Creation Myth of Vietnam: Sự Tích Bà Âu Cơ

Nationality: Vietnamese-American
Age: 81
Occupation: Retired
Residence: Iowa
Performance Date: 5/2/2021
Primary Language: Vietnamese

Main Piece:

G:  Bà Âu Cơ, nghe nói là đẻ ra một bọc. Trong bọc nó nở một trăm cái trứng. Ông Lạc Long Quân lấy bà Âu Cơ, get ready với bà Âu cơ. Đẻ ra một trăm trứng. Một trăm trứng đó nó ra một trăm người con. Những người con đó, sau lớn lên, mỗi người… lớn lên thì mỗi người ngự trị một vùng… giống người ở bắc, người ở nam, người ở trung, người thì ở xa xôi trên rừng núi, còn người thì xuống biển. Năm mươi người con lên rừng, và năm mươi người con xuống biển. Tức là vùng biển. Rồi mới sinh ra những người trên rừng đó thì mới lập ra những, cũng như là vùng thượng du, rồi cao nguyên, này kia. Năm mươi người con xưống biển, thì ở những cái vùng thấp đồng bằng giống như mình. 

  • Translation: “Lady Âu Cơ, I heard that she birthed a pouch. Inside the pouch was one hundred eggs. Sir Lạc Long Quân married Lady Âu Cơ, get ready with Lady Âu Cơ. She gave birth to one hundred eggs. From those one hundred eggs emerged one hundred children.  Those children, when they grew up, each child… when they grew up, each child came to rule a certain area… like the people from the North, people from the South, people from the central area, those people split up far from each other, some living in the jungle while others lived by the sea. Fifty people went to live in the jungle, while fifty people went to live by the sea. That is the sea. When the children were born and came to live in and rule the jungle, they established the Northern region, then the highlands, and things like that. Fifty of the other children who lived by the sea, established the lowland Delta region who we are today.

Background:

My informant is my grandmother, who was born and raised in Vietnam.

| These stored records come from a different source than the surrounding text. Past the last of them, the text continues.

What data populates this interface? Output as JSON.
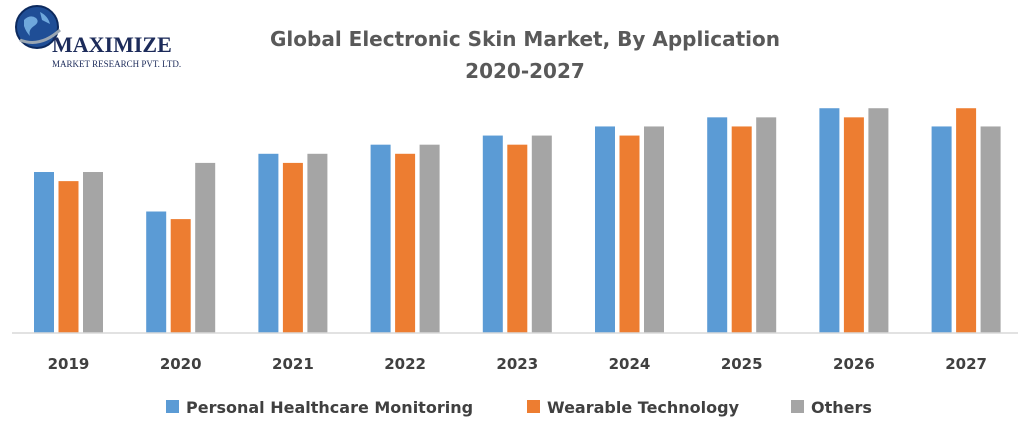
{
  "logo": {
    "name": "MAXIMIZE",
    "subtitle": "MARKET RESEARCH PVT. LTD."
  },
  "colors": {
    "series": [
      "#5b9bd5",
      "#ed7d31",
      "#a5a5a5"
    ]
  },
  "chart_data": {
    "type": "bar",
    "title": "Global Electronic Skin Market, By Application",
    "subtitle": "2020-2027",
    "categories": [
      "2019",
      "2020",
      "2021",
      "2022",
      "2023",
      "2024",
      "2025",
      "2026",
      "2027"
    ],
    "series": [
      {
        "name": "Personal Healthcare Monitoring",
        "values": [
          5.3,
          4.0,
          5.9,
          6.2,
          6.5,
          6.8,
          7.1,
          7.4,
          6.8
        ]
      },
      {
        "name": "Wearable Technology",
        "values": [
          5.0,
          3.75,
          5.6,
          5.9,
          6.2,
          6.5,
          6.8,
          7.1,
          7.4
        ]
      },
      {
        "name": "Others",
        "values": [
          5.3,
          5.6,
          5.9,
          6.2,
          6.5,
          6.8,
          7.1,
          7.4,
          6.8
        ]
      }
    ],
    "ylim": [
      0,
      8
    ],
    "grid": false,
    "legend": "bottom",
    "xlabel": "",
    "ylabel": ""
  }
}
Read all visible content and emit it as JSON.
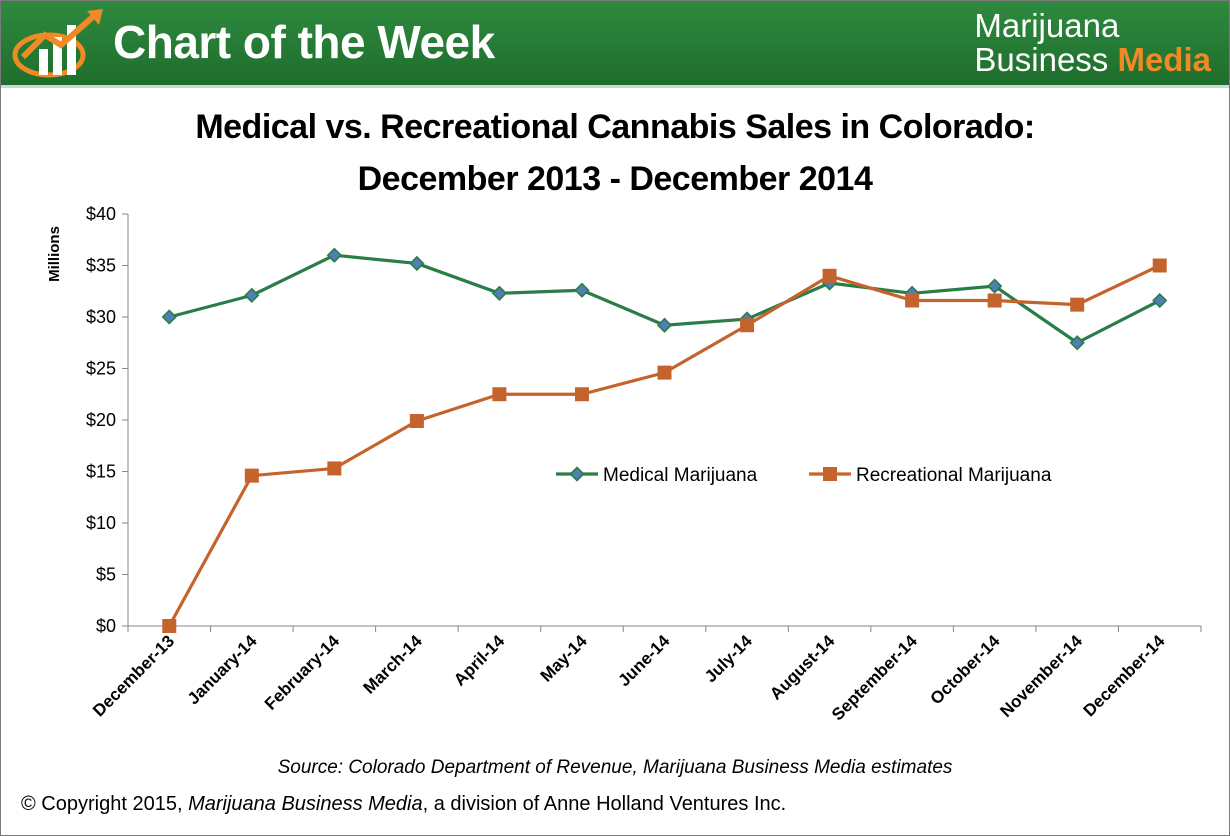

She grew up in the Delta region of Vietnam, and first heard pieces of this creation myth from her father (my great-grandfather), but learned the long-form written version while she was in school. She explains that her father was told this story by his father, who was told the story from his father, and onwards. It is a story that is thus passed down from generation to generation, but also became a part of Vietnamese history taught in schools when my grandmother was in third grade. She likes this story because of the fond memories she has attached to it.

Context:

This is a transcription of a live conversation between my grandmother and I. I have been able to visit her from time to time during the pandemic and recorded this conversation during one of those visits.

Thoughts:

The creation myth of Lady Âu Cơ can be complex and complicated, and this telling of it is a very simplified version of the myth. Many other details regarding the relationship between Âu Cơ and Lạc Long Quân were not included in my grandmother’s telling of the myth. One element that is not clearly explained is how Lady Âu Cơ is a fairy deity, while Lạc Long Quân is a dragon deity. Their separation then is due to the difference of their needs; Âu Cơ wanted to live in the mountains while Lạc Long Quân needed to live by the sea. Despite the simplicity of this telling, most of the main points of the myth are covered. That is, eggs often appear in creation myths due to their symbolism of life. Such is the case with this myth, in which the first people of Vietnam emerged from one hundred eggs. I love this story because it captures how different groups of Vietnamese people (those from the Delta and those from the Highlands) came to be through a loving relationship between two deities. One note to make about myths and legends is how their classification depends on the storyteller’s belief. For my grandmother, this is a sacred creation myth that details how the Vietnamese people came to be. For me, who was not raised with the story, it is more of a legend.